By the next morning, I decided something else was wrong and decided to go to the emergency room. I had an MRI done and I had two slipped discs. They were immediately talking about referring me to an orthopedic surgeon and the likelihood of surgery was in the my future and I was like “what the fuck?” I got steroids and painkillers so I could get to where I could walk and it did after the first few days. I was not okay with having surgery or paying for the appointment so I decided to just do chiropractic care. I went into it with an open mind (and wallet, haha). The first couple months, I was thinking it wasn’t getting any better. My lower back was still hurting very bad to the touch and when I was getting up or down. However, the past month or so, I’ve finally felt like it’s going to get back to normal. It’s not tender to the touch anymore and getting up and down doesn’t feel like I’m 90 years old anymore.
All this being said, I’m just now able to get back into a fitness routine again. Over the past four months, I’ve listened to The China Study, Eat to Live and The Campbell Plan, all of which highly encourage a whole foods plant based diet. Then I went to Vegfest last month and met Robert Cheeke and Fraser Bayley.

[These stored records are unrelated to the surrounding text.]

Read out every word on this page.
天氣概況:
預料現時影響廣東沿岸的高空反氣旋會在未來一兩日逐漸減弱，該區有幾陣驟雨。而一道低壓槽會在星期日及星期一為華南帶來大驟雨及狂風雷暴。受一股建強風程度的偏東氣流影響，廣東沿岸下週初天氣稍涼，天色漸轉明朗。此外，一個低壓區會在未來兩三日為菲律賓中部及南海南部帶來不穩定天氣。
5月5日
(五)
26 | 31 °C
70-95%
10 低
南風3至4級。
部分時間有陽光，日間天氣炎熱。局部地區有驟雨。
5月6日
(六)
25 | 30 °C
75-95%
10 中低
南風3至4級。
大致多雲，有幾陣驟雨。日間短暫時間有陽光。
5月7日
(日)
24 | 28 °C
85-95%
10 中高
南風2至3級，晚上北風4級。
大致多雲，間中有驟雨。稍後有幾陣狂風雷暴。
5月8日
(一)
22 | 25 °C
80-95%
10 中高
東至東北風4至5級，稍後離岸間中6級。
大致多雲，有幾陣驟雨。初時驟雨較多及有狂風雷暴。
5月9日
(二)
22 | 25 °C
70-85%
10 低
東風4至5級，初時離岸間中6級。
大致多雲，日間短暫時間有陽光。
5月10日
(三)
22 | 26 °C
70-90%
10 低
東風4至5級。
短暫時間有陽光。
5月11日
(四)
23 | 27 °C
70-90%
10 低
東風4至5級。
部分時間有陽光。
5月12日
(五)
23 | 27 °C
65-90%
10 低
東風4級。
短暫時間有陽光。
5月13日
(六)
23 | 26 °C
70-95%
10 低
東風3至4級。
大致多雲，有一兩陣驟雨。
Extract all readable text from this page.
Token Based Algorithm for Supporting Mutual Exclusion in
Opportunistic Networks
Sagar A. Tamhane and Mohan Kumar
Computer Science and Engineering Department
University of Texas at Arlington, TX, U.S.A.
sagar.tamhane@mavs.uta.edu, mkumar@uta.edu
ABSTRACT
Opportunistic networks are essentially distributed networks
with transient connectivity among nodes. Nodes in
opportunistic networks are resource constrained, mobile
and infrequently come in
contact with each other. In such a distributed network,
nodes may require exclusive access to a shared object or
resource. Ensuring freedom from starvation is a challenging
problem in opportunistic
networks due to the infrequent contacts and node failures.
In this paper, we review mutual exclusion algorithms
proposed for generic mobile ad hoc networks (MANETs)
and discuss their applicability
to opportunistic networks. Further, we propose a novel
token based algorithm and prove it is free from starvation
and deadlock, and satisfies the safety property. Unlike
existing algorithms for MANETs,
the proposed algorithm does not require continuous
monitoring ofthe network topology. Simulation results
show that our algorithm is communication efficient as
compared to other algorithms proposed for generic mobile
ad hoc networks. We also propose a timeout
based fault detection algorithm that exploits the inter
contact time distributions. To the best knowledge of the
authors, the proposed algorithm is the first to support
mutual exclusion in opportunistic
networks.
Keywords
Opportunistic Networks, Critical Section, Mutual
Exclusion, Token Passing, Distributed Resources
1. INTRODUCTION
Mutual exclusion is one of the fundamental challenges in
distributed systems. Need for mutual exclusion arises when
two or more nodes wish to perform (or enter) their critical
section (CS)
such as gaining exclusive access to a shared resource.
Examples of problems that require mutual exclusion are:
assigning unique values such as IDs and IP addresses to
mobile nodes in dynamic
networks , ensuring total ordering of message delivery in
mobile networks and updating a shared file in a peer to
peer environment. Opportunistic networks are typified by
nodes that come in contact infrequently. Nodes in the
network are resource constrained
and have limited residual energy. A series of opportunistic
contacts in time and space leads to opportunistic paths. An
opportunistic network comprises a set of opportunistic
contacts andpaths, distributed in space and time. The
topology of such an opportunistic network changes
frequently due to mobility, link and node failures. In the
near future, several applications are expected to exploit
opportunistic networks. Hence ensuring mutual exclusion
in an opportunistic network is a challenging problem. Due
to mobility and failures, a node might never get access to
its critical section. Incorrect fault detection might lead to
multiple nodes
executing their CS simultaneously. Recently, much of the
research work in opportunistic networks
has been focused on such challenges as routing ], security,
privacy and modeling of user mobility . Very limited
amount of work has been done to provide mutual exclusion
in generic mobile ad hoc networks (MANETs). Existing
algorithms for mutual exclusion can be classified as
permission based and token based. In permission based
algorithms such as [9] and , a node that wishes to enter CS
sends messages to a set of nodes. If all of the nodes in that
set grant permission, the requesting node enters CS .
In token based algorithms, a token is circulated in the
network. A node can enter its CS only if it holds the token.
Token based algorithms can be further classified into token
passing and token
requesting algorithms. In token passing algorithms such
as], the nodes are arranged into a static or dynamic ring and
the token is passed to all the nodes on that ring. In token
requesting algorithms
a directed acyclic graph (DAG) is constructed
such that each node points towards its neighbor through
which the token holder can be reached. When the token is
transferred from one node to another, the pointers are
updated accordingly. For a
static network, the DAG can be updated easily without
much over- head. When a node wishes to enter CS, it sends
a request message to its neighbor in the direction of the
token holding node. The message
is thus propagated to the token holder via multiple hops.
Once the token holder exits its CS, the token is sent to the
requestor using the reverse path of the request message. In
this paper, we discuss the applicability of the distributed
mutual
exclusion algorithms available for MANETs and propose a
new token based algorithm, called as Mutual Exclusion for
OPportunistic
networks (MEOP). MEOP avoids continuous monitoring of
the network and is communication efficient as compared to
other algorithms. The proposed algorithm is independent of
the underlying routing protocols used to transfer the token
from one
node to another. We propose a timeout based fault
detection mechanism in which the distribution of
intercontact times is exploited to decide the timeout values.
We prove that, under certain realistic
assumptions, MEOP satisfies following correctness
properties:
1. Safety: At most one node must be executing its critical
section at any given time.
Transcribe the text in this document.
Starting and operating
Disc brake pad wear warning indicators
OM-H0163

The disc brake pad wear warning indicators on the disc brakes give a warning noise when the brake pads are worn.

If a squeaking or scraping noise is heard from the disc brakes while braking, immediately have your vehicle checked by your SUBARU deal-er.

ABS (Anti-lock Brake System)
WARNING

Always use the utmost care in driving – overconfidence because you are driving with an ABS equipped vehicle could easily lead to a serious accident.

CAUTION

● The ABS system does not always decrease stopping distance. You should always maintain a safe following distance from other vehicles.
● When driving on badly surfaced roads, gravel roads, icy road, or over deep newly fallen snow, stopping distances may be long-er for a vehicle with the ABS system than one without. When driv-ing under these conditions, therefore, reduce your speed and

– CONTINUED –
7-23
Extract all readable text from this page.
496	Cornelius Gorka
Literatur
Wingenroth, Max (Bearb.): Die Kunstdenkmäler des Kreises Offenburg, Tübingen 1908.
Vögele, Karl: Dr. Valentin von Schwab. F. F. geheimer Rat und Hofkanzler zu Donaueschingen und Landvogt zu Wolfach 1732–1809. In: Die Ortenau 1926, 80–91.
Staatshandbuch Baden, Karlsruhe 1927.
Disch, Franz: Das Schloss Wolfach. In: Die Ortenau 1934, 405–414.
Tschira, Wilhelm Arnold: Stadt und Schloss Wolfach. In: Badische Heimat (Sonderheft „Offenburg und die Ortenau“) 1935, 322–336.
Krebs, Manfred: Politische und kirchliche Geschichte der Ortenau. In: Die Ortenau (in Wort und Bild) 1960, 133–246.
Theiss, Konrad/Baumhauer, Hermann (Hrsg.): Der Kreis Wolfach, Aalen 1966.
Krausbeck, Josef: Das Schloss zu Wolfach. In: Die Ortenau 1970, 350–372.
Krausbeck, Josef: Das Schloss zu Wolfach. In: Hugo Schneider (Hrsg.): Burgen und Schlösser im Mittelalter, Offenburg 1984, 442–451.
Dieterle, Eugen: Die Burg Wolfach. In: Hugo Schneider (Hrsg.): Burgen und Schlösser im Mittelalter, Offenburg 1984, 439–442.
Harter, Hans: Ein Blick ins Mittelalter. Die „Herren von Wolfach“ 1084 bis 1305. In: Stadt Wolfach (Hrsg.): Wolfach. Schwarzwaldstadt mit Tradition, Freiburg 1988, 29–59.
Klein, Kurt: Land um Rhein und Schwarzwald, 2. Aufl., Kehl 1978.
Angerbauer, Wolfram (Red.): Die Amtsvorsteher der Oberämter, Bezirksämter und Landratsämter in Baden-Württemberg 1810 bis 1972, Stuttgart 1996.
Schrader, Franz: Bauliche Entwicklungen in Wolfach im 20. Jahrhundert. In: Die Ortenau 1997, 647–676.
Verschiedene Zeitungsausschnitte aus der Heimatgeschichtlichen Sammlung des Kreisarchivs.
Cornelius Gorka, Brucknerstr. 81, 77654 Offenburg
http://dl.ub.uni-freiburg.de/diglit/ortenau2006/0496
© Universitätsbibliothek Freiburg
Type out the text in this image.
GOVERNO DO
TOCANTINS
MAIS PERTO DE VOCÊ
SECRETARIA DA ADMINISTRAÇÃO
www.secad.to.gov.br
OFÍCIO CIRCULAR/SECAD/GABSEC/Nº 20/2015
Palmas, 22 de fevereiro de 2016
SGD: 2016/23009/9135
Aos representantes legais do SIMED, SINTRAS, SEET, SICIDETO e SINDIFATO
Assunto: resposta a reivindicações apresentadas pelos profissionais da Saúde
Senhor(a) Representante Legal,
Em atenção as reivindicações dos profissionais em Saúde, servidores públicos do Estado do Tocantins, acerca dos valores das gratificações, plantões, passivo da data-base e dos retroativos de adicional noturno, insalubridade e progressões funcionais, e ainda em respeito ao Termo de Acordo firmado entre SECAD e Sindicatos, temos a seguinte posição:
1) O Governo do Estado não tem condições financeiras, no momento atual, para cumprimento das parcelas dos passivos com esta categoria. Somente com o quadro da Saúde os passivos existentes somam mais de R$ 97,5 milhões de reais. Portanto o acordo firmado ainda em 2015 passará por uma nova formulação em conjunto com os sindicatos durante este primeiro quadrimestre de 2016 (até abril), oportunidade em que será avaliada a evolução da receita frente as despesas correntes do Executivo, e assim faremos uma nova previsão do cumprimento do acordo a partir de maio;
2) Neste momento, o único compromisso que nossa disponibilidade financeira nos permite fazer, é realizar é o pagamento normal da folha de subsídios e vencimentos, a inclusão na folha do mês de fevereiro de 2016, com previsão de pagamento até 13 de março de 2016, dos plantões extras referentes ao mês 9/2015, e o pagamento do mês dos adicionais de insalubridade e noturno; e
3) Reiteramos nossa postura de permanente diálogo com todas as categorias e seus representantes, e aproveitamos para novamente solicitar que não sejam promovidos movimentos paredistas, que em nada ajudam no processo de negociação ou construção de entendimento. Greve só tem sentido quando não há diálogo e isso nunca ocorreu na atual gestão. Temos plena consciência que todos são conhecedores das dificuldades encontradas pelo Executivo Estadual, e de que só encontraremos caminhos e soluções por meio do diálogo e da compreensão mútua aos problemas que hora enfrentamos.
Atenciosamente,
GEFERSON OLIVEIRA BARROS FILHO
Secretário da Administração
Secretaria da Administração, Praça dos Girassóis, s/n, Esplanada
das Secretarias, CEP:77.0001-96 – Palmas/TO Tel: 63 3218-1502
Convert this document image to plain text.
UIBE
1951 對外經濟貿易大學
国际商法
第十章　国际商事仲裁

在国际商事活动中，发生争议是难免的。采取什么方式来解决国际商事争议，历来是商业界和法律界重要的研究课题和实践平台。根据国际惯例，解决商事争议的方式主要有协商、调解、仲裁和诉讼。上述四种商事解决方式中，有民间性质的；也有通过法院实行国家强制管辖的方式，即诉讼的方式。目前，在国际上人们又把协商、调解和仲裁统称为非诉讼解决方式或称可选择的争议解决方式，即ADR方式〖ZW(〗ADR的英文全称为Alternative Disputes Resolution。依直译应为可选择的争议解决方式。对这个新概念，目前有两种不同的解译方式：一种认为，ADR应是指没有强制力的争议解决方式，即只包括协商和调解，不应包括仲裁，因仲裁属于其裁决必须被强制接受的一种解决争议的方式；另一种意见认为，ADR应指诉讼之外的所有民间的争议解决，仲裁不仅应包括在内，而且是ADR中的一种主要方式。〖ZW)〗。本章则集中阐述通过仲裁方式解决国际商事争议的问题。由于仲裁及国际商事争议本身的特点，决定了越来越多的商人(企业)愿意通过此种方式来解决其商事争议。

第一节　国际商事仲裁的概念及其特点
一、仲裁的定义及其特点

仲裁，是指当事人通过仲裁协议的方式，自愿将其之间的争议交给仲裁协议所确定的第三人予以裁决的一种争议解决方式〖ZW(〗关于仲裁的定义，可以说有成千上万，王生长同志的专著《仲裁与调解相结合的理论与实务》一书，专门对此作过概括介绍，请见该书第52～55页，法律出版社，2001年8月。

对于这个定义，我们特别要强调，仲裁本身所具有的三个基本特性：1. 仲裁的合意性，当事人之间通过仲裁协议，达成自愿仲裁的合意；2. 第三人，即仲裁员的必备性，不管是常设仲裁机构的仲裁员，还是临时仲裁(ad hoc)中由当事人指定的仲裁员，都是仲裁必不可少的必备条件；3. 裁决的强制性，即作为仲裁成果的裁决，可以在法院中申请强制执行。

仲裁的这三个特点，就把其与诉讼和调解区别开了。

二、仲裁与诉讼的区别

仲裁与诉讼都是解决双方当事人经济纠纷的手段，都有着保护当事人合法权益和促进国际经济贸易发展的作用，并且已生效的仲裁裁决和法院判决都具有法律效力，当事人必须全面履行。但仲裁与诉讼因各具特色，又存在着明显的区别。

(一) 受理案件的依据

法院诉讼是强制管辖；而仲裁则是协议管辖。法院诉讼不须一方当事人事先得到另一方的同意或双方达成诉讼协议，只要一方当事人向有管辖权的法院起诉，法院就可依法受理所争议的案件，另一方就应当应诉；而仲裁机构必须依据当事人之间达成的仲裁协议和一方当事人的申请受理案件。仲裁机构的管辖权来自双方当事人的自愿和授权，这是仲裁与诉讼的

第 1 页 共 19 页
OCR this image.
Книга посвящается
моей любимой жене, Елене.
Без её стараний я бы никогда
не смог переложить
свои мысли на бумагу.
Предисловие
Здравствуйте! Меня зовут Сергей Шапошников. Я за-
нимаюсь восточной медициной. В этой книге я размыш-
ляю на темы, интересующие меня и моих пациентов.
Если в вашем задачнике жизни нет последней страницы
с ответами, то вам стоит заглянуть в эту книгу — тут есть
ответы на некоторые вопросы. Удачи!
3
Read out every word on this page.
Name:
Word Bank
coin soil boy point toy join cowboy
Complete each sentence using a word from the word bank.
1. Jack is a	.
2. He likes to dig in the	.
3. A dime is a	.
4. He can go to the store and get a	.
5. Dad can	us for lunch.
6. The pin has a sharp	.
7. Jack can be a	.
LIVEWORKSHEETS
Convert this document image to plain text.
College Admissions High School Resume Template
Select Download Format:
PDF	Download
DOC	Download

I had read Robert’s Vegan Bodybuilding & Fitness book a while back when I was in one of my manic, get back in shape phases. I’ve never wanted to compete in bodybuilding but I’ve always wanted to be in shape. For the past ten years, I’ve been saying I want to be in this shape and for the past ten years, I’ve done jack shit about it. I loved Robert’s book though and it was very inspiring to meet him and hear him speak. I also met Bayley who I didn’t really know a lot about except he was a vegan bodybuilder. I ended up being so moved by his speech which was about his road from being a butcher to eventually becoming a vegan bodybuilder. Both of their speeches really resonated with me and have inspired me to start this blog.
I want to document what I’m going through. I don’t like to admit but, by all categories, I’m overweight and depressed and I know there are others going through the same thing.
I hope that you’ll join me on this journey!